No matter how many times I read through the Old Testament, I don’t think I’ll ever end a day’s reading and say,
“Of course!! I get it now! This all makes sense to me.”
I don’t think I’ll ever feel good about words like “plunder and destroy.”
I’ll never get use to phrases like “not sparing anything.”
So what do I do?
What do I do with parts of the Bible that really get under my skin?
What do I do with Scriptures that sicken me?
I have two choices really.
I can either stop reading a book that raises the hair on my arms, causing me to feel both sad and uncomfortable;
or I can keep reading and ask God to show up in the middle of all of my questions, complaints, and feelings of disillusionment.
If I stop reading, I’m left hanging with lots of dead kings and villages along with a group of people who, not by their own choice, have been called out to be separate from the world.
I’m left with the beginning of a very twisted story of the history of mankind filled with messed-up people trying to stumble through the pages of a book that has somehow been a bestseller for years and has changed lives and brought hope to many generations even while it has carried so many pages of difficult-to-understand chapters and verses.

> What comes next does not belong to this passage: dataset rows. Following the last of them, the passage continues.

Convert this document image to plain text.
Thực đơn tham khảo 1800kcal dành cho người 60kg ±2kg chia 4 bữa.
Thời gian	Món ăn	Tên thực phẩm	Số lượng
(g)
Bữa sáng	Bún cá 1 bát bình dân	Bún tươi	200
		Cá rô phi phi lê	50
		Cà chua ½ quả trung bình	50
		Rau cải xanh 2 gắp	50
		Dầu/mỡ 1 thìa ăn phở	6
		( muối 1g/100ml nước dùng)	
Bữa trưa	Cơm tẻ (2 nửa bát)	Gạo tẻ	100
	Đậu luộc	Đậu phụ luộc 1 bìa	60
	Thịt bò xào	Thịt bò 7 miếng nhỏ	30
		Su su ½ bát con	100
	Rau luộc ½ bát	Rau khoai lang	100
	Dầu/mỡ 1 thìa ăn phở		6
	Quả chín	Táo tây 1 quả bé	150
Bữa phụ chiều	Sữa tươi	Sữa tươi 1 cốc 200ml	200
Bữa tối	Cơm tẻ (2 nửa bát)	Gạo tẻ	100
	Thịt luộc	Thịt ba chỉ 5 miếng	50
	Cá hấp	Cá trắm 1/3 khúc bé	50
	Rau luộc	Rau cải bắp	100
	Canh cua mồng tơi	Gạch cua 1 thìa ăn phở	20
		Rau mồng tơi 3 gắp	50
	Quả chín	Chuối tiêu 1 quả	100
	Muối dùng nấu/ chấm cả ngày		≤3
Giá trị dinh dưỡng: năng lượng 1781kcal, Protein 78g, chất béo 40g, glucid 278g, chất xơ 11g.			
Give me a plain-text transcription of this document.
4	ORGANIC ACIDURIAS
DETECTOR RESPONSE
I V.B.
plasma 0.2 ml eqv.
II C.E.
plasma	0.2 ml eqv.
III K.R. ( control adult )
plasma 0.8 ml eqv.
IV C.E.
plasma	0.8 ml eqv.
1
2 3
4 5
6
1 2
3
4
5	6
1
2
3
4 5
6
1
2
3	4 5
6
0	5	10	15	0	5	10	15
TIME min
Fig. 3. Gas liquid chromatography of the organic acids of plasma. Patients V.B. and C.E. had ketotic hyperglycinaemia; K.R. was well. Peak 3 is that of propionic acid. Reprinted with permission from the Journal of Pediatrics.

Looking back on my own life, my personal losses and pain, I just can’t stop reading here.
It’s not enough for me to close this book and call it “messed up and wrong” even though my face grimaces at the words I read and the reality of what these words convey.
The truth is –
this world is no less messed up today.
If the stories of our lives were captured in a book for generations ahead of us to read in perfect detail, I think they’d find a lot more “ites” being plundered and destroyed in the name of God.
Sometimes I wonder if our desire to be holy and separate somehow gets convoluted into a feeling of power, almost as if the name Christian gives us the right to “tear down and take” in order to claim His promises.

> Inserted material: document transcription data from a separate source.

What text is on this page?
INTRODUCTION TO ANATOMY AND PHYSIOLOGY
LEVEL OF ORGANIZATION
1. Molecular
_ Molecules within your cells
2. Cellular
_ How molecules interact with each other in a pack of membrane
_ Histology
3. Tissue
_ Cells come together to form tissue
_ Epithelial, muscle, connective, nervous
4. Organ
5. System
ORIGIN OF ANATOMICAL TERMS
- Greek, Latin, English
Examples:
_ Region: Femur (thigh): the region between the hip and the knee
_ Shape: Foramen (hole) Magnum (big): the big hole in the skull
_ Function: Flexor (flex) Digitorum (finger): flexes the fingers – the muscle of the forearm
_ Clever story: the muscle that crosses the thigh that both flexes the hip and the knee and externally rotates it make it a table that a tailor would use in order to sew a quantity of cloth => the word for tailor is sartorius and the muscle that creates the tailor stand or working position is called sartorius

Or maybe the “ites” are the battles we face every single day in our own souls –
the self-esteem struggles,
the doubts,
the questions,
the things that may rise up and try to defeat the very part of us that God has called out to be His and His alone.

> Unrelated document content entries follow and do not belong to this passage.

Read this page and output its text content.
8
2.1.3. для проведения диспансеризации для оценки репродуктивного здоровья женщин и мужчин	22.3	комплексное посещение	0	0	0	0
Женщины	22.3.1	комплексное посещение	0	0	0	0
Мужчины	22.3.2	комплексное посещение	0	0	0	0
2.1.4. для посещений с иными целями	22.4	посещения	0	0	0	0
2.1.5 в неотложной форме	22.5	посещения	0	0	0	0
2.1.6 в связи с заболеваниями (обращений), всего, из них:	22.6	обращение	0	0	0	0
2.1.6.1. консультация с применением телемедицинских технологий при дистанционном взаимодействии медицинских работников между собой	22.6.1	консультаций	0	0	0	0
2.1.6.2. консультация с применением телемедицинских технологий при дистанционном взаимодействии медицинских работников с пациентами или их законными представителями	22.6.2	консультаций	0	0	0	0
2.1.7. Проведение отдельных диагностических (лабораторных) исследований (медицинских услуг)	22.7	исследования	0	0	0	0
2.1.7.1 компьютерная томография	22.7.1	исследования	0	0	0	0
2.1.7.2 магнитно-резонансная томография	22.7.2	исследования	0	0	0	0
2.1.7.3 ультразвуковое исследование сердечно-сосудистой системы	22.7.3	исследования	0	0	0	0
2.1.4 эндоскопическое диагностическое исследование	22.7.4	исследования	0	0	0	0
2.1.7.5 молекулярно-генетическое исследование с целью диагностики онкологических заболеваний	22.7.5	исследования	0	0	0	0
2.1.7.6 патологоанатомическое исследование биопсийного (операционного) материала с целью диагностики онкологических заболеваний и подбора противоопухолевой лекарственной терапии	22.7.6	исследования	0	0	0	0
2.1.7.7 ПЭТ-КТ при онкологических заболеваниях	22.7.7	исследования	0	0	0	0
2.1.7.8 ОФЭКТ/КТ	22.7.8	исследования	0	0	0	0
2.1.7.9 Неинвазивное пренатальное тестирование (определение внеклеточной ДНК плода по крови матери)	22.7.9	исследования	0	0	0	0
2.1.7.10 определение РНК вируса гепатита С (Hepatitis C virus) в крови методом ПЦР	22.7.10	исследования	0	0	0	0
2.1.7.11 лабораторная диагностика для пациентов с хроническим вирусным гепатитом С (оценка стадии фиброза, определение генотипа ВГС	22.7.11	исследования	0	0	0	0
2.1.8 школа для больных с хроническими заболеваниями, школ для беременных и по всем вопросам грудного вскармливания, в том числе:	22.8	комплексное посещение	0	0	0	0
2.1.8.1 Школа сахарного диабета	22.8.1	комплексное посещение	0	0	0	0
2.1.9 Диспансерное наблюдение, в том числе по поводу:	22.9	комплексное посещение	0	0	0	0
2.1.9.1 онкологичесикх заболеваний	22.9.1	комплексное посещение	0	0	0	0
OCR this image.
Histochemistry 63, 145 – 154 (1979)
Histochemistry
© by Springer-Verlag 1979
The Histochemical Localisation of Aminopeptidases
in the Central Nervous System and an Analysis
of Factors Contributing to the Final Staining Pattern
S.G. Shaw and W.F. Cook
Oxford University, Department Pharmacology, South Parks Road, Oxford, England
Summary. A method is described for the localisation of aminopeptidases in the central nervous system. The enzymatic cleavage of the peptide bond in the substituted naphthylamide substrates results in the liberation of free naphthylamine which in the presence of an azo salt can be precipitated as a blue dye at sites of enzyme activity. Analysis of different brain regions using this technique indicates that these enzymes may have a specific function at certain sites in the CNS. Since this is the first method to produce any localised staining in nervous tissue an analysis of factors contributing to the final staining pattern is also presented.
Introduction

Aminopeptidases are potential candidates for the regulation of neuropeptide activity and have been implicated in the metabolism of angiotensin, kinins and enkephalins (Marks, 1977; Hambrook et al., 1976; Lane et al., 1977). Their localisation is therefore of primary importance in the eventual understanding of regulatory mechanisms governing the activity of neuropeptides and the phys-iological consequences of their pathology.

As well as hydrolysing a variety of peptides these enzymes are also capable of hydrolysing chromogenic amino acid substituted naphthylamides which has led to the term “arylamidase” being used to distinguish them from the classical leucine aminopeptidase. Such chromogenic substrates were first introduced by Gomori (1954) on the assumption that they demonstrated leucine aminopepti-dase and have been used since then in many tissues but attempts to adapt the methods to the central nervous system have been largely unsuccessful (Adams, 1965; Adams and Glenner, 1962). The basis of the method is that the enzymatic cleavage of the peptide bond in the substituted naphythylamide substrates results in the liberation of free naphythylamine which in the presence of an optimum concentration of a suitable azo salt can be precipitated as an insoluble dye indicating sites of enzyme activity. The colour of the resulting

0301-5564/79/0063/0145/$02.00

I really don’t have answers this morning for anything I just read in the book of Joshua.
If I’m honest, I’ve closed this Book this morning with more questions than I’ve ever had in the last six years as I’ve plowed through the very same part of my “day-by-day” reading of the Bible as the last six March mornings.
Sometimes I feel like the closer I try to get to Him, the further away I feel.
But I’ve also found that in these very moments of struggling with “all that was and all that is” something happens.
I wake up a bit to the very moment I’m in, and suddenly everything around me looks a little different.
The pictures of my kids on the wall seem more vibrant, because I know that even in my short little life there’s been a story that has been and is very beautiful but at the very same time hasn’t always made a lot of sense.
There’s been pain.
There’s been heartache.
There’s been ugly and sad and regretful moments, but in the midst of all of it there’s been one constant strand of meaning, hope, and purpose………………
and like the Israelites who wandered in the wilderness and finally crossed over into what they felt God had led them to possess, our family has tried to stay faithful and keep believing even when so much of what we’ve been called to face has not made sense.
And along the way, we’ve destroyed “ites” that may or may not have been ours to destroy, and we’ve messed up and fallen short and even claimed “in Jesus’ name” in moments that were really nothing more than moments “in our own name”…………..
yet God has been faithful to somehow carry us through it all and love us anyway.
And if you’re family is anything like our family, you’ll never be quite perfect and you’ll never feel all the way “there” while you’re “here;” and every time you think you have it all figured out, you’ll turn around and discover you have way more to learn than you’ll ever be able to grasp with your small little mind.
Pride is really the only thing that would keep me from stop reading His Word, because who am I to dare to question the plundering of “ites” when I plunder this world every single day with my very own words and thoughts?
I’m trying to reach the promised land, and I’m trying to be holy just like the Israelites long ago,
but I’m just as human and just as lost as they were.
Truth be told, I’m glad I don’t understand everything about the Bible, because if I did, I’d be a little more worried about not understanding everything about my own yesterday, today, and tomorrow.
It’s the mystery of it all that keeps me turning the pages every single day and waking up every single morning.
It’s the wondering “what’s next” and “why this or that” that holds me glued to His Word and this life.
I’ll never quite get it, but I’ve decided that’s okay………………
neither did Noah or Abraham or Moses or any other Bible character who felt God calling their name.
I believe there’s more to this story than my simple mind will ever be able to really “get,” and I believe there’s more to life than what I’ll ever be able to “see” while I’m here.
And this morning, that’s enough for me to know.